The star of the night in my eyes was Sullinger, who played 34 minutes and recorded 12 points and 16 rebounds. Green led a balanced attack with 14 points, most of the in the second quarter, marking the one-year anniversary of his heart surgery with three powerful dunks: a one-dribble drive around Michael Beasley followed by a monster one-handed stuff over a late-arriving Jermaine O'Neal; a two-handed rim-rocker off of a lob from Avery Bradley on the fast break; and another two-hander, in the second half, off of a backdoor cut, thanks to a nifty feed from Garnett out at the top of the key. Terry had 13 points (to go along with five rebounds and five assists) and was the first bench guy to get his offense going on the night.

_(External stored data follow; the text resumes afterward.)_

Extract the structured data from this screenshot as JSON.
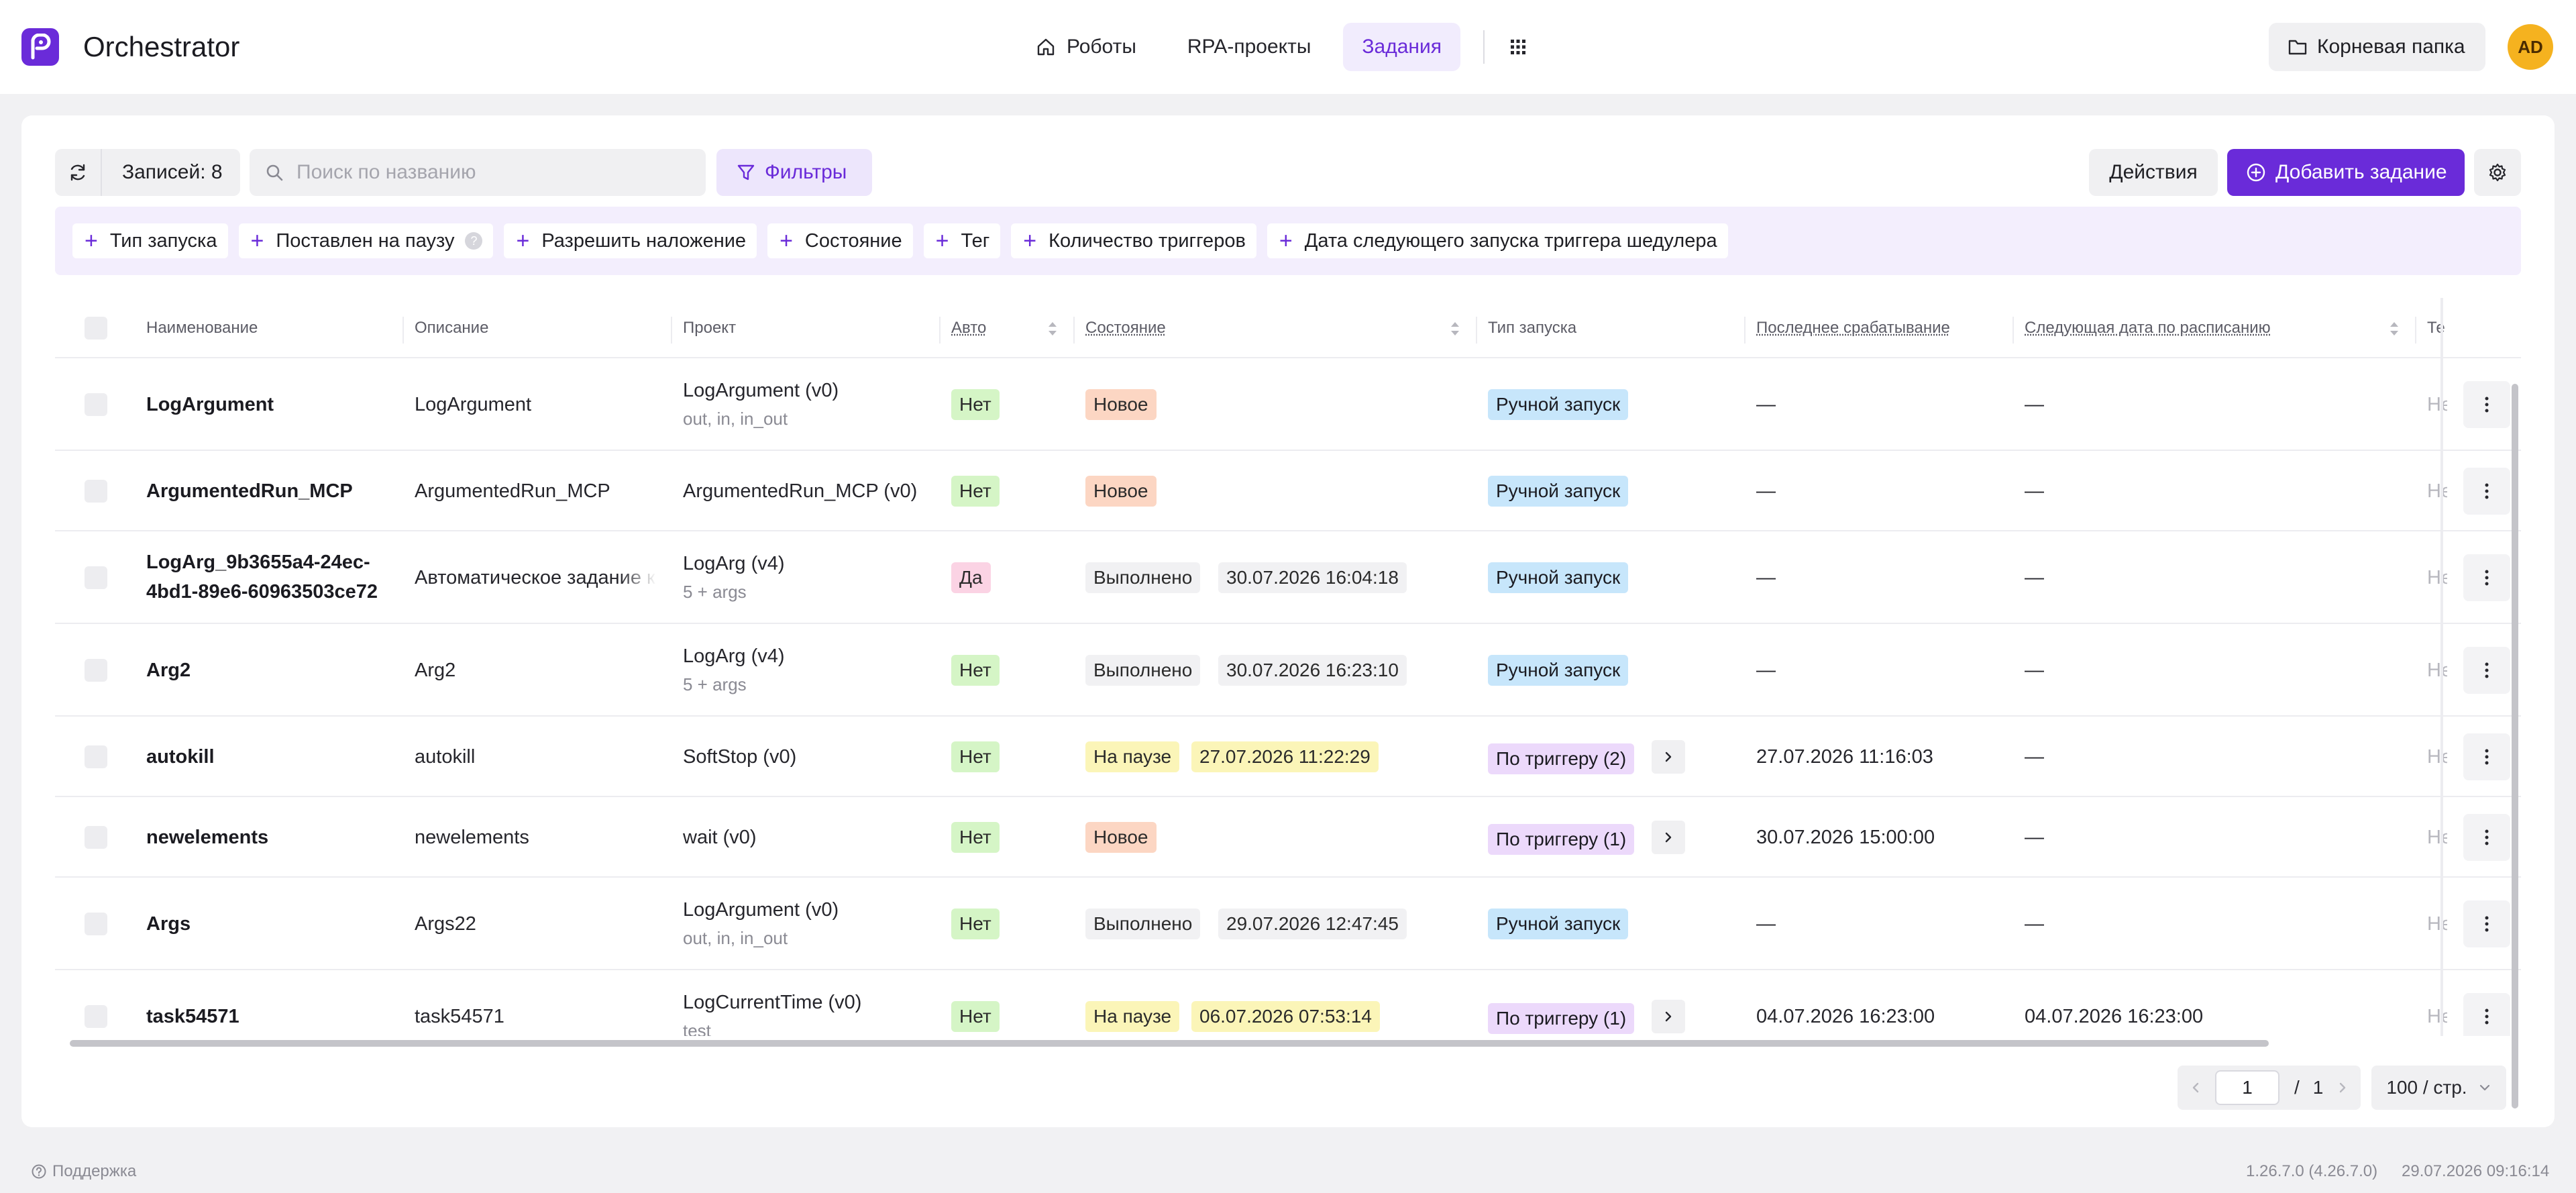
{
  "app": {
    "title": "Orchestrator"
  },
  "nav": {
    "robots": "Роботы",
    "rpa": "RPA-проекты",
    "tasks": "Задания"
  },
  "folder": {
    "label": "Корневая папка"
  },
  "user": {
    "initials": "AD"
  },
  "toolbar": {
    "records": "Записей: 8",
    "search_placeholder": "Поиск по названию",
    "filters": "Фильтры",
    "actions": "Действия",
    "add": "Добавить задание"
  },
  "chips": [
    "Тип запуска",
    "Поставлен на паузу",
    "Разрешить наложение",
    "Состояние",
    "Тег",
    "Количество триггеров",
    "Дата следующего запуска триггера шедулера"
  ],
  "columns": {
    "name": "Наименование",
    "description": "Описание",
    "project": "Проект",
    "auto": "Авто",
    "state": "Состояние",
    "launch": "Тип запуска",
    "last": "Последнее срабатывание",
    "next": "Следующая дата по расписанию",
    "tag": "Тег"
  },
  "rows": [
    {
      "name": "LogArgument",
      "desc": "LogArgument",
      "project": "LogArgument (v0)",
      "args": "out, in, in_out",
      "auto": "Нет",
      "state": "Новое",
      "state_date": "",
      "launch": "Ручной запуск",
      "last": "—",
      "next": "—",
      "tag": "Нет"
    },
    {
      "name": "ArgumentedRun_MCP",
      "desc": "ArgumentedRun_MCP",
      "project": "ArgumentedRun_MCP (v0)",
      "args": "",
      "auto": "Нет",
      "state": "Новое",
      "state_date": "",
      "launch": "Ручной запуск",
      "last": "—",
      "next": "—",
      "tag": "Нет"
    },
    {
      "name": "LogArg_9b3655a4-24ec-",
      "name2": "4bd1-89e6-60963503ce72",
      "desc": "Автоматическое задание к",
      "project": "LogArg (v4)",
      "args": "5 + args",
      "auto": "Да",
      "state": "Выполнено",
      "state_date": "30.07.2026 16:04:18",
      "launch": "Ручной запуск",
      "last": "—",
      "next": "—",
      "tag": "Нет"
    },
    {
      "name": "Arg2",
      "desc": "Arg2",
      "project": "LogArg (v4)",
      "args": "5 + args",
      "auto": "Нет",
      "state": "Выполнено",
      "state_date": "30.07.2026 16:23:10",
      "launch": "Ручной запуск",
      "last": "—",
      "next": "—",
      "tag": "Нет"
    },
    {
      "name": "autokill",
      "desc": "autokill",
      "project": "SoftStop (v0)",
      "args": "",
      "auto": "Нет",
      "state": "На паузе",
      "state_date": "27.07.2026 11:22:29",
      "launch": "По триггеру (2)",
      "last": "27.07.2026 11:16:03",
      "next": "—",
      "tag": "Нет"
    },
    {
      "name": "newelements",
      "desc": "newelements",
      "project": "wait (v0)",
      "args": "",
      "auto": "Нет",
      "state": "Новое",
      "state_date": "",
      "launch": "По триггеру (1)",
      "last": "30.07.2026 15:00:00",
      "next": "—",
      "tag": "Нет"
    },
    {
      "name": "Args",
      "desc": "Args22",
      "project": "LogArgument (v0)",
      "args": "out, in, in_out",
      "auto": "Нет",
      "state": "Выполнено",
      "state_date": "29.07.2026 12:47:45",
      "launch": "Ручной запуск",
      "last": "—",
      "next": "—",
      "tag": "Нет"
    },
    {
      "name": "task54571",
      "desc": "task54571",
      "project": "LogCurrentTime (v0)",
      "args": "test",
      "auto": "Нет",
      "state": "На паузе",
      "state_date": "06.07.2026 07:53:14",
      "launch": "По триггеру (1)",
      "last": "04.07.2026 16:23:00",
      "next": "04.07.2026 16:23:00",
      "tag": "Нет"
    }
  ],
  "pagination": {
    "page": "1",
    "sep": "/",
    "total": "1",
    "per_page": "100 / стр."
  },
  "footer": {
    "support": "Поддержка",
    "version": "1.26.7.0 (4.26.7.0)",
    "datetime": "29.07.2026 09:16:14"
  },
  "colors": {
    "accent": "#6a2bd9",
    "avatar": "#f5b21f"
  }
}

That means, of course, that it was a quiet night for the starters, only one of whom -- Garnett -- finished in double figures. Other than KG, the first unit really struggled. Pierce was unusually quiet, finishing with seven points (on ten shots) in just 24 minuts, though he did have a big bucket to stem the third-quarter tide, as well as a key assist to Sullinger as Phoenix appeared to be closing in on the Cs late. Bradley started the game well, but fizzled out a bit and Doc limited him to just 18 minutes. Brandon Bass went 2-for-8 and saw much of his playing time fall to Sullinger.

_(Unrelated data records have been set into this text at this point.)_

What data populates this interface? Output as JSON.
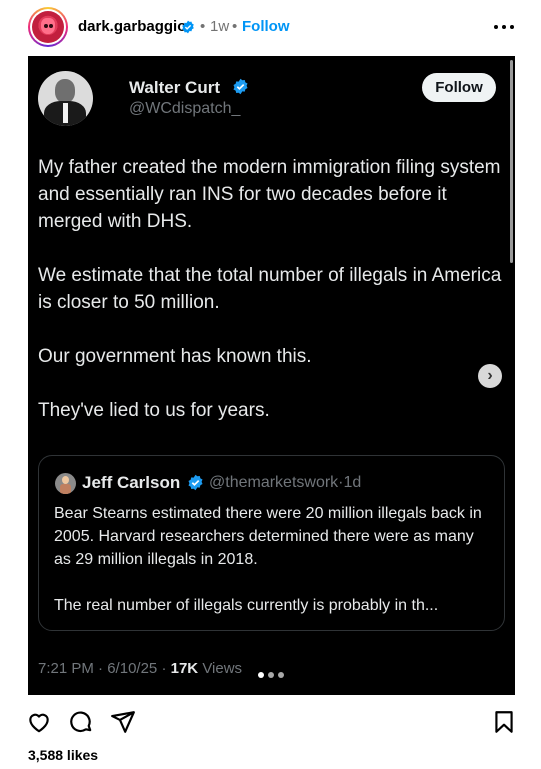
{
  "header": {
    "username": "dark.garbaggio",
    "separator": "•",
    "time_ago": "1w",
    "follow_label": "Follow",
    "avatar_icon": "profile-avatar",
    "more_icon": "more-horizontal-icon"
  },
  "tweet": {
    "name": "Walter Curt",
    "handle": "@WCdispatch_",
    "follow_label": "Follow",
    "paragraphs": [
      "My father created the modern immigration filing system and essentially ran INS for two decades before it merged with DHS.",
      "We estimate that the total number of illegals in America is closer to 50 million.",
      "Our government has known this.",
      "They've lied to us for years."
    ],
    "quote": {
      "name": "Jeff Carlson",
      "handle": "@themarketswork",
      "separator": "·",
      "age": "1d",
      "paragraphs": [
        "Bear Stearns estimated there were 20 million illegals back in 2005. Harvard researchers determined there were as many as 29 million illegals in 2018.",
        "The real number of illegals currently is probably in th..."
      ]
    },
    "time": "7:21 PM",
    "date": "6/10/25",
    "views_count": "17K",
    "views_label": "Views",
    "meta_sep": "·",
    "verified_color": "#1d9bf0",
    "background_color": "#000000"
  },
  "carousel": {
    "total": 3,
    "active_index": 0
  },
  "actions": {
    "icons": [
      "heart-icon",
      "comment-icon",
      "share-icon",
      "bookmark-icon"
    ],
    "likes_text": "3,588 likes"
  },
  "colors": {
    "link_blue": "#0095f6",
    "muted": "#737373"
  }
}
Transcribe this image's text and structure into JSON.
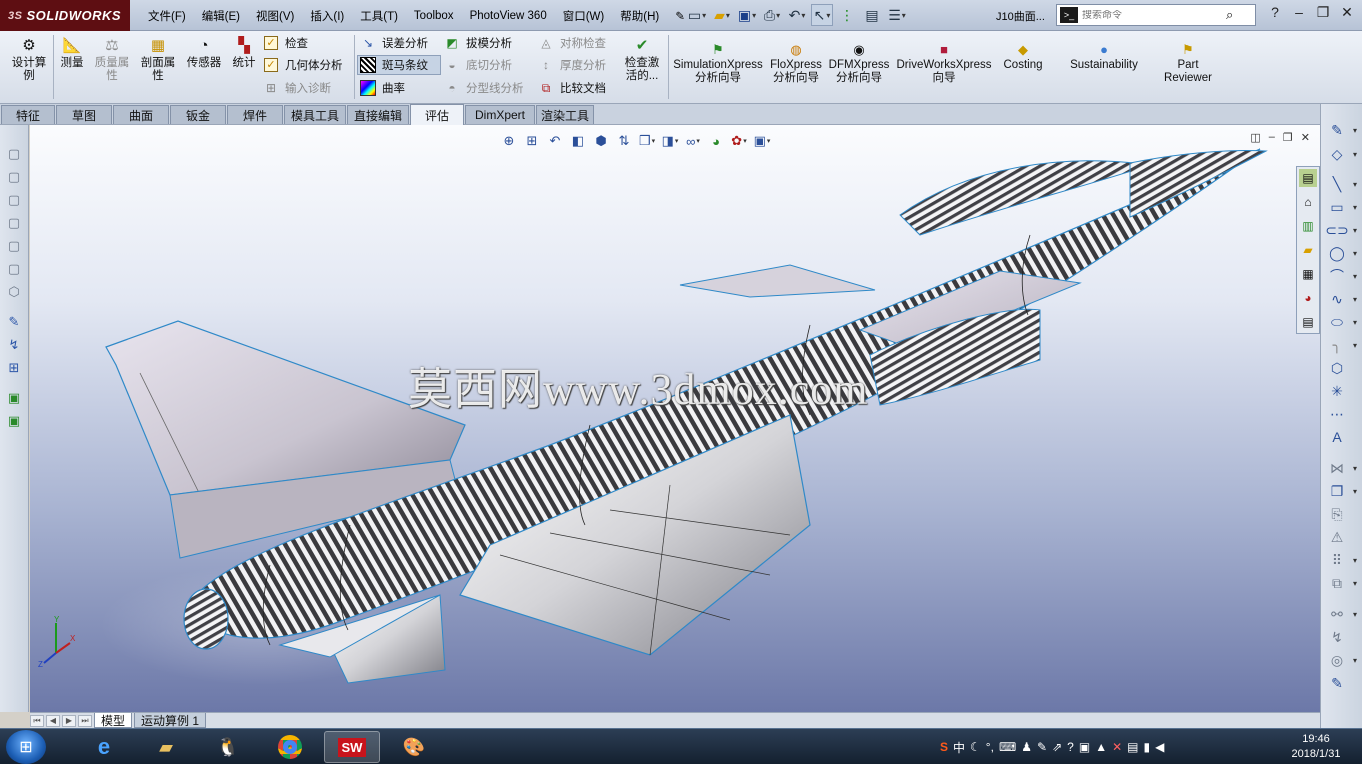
{
  "app": {
    "brand": "SOLIDWORKS",
    "brand_prefix": "3S",
    "document_title": "J10曲面...",
    "search_placeholder": "搜索命令"
  },
  "menu": [
    "文件(F)",
    "编辑(E)",
    "视图(V)",
    "插入(I)",
    "工具(T)",
    "Toolbox",
    "PhotoView 360",
    "窗口(W)",
    "帮助(H)"
  ],
  "ribbon": {
    "design_calc": "设计算例",
    "measure": "测量",
    "mass_props": "质量属性",
    "section_props": "剖面属性",
    "sensor": "传感器",
    "statistics": "统计",
    "check": "检查",
    "geometry_analysis": "几何体分析",
    "import_diagnostics": "输入诊断",
    "deviation_analysis": "误差分析",
    "zebra_stripes": "斑马条纹",
    "curvature": "曲率",
    "draft_analysis": "拔模分析",
    "undercut_analysis": "底切分析",
    "parting_line_analysis": "分型线分析",
    "symmetry_check": "对称检查",
    "thickness_analysis": "厚度分析",
    "compare_documents": "比较文档",
    "check_active": "检查激活的...",
    "simulationxpress": "SimulationXpress 分析向导",
    "floxpress": "FloXpress 分析向导",
    "dfmxpress": "DFMXpress 分析向导",
    "driveworksxpress": "DriveWorksXpress 向导",
    "costing": "Costing",
    "sustainability": "Sustainability",
    "part_reviewer": "Part Reviewer"
  },
  "tabs": [
    "特征",
    "草图",
    "曲面",
    "钣金",
    "焊件",
    "模具工具",
    "直接编辑",
    "评估",
    "DimXpert",
    "渲染工具"
  ],
  "active_tab": "评估",
  "viewport": {
    "watermark": "莫西网www.3dmox.com",
    "triad_labels": [
      "Y",
      "X",
      "Z"
    ]
  },
  "model_tabs": [
    "模型",
    "运动算例 1"
  ],
  "taskbar": {
    "time": "19:46",
    "date": "2018/1/31",
    "ime": "中"
  },
  "colors": {
    "brand": "#5e0e12",
    "model_outline": "#2f89c8"
  }
}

Rajon Rondo finished with eight points and eight assists -- including a long one to a streaking Jason Terry late that left me marveling, again, at is court vision and feel for the game -- but it was a fairly uninspiring performance from him. He had four turnovers and never really got the starting unit going. What I loved, though, was that at the end of the third quarter (or perhaps the start of the fourth quarter), Rondo was standing up on the bench, coaching the defense -- on the broadcast, you could specifically hear him talking to Terry. That's the kind of leadership you want to see from your point guard, but Rondo hasn't always shown it, particularly on nights when he's not as involved in the game on the court. (Rondo also picked up a technical during that stretch for exchanging words with P.J. Tucker, who had some words for him after scoring on a drive early in the fourth.)

Boston's now on a four-game winning streak and sits at 18-17, with the majority of a five-game homestand still in front of it. The Rockets, coached by Kevin McHale, visit on Friday.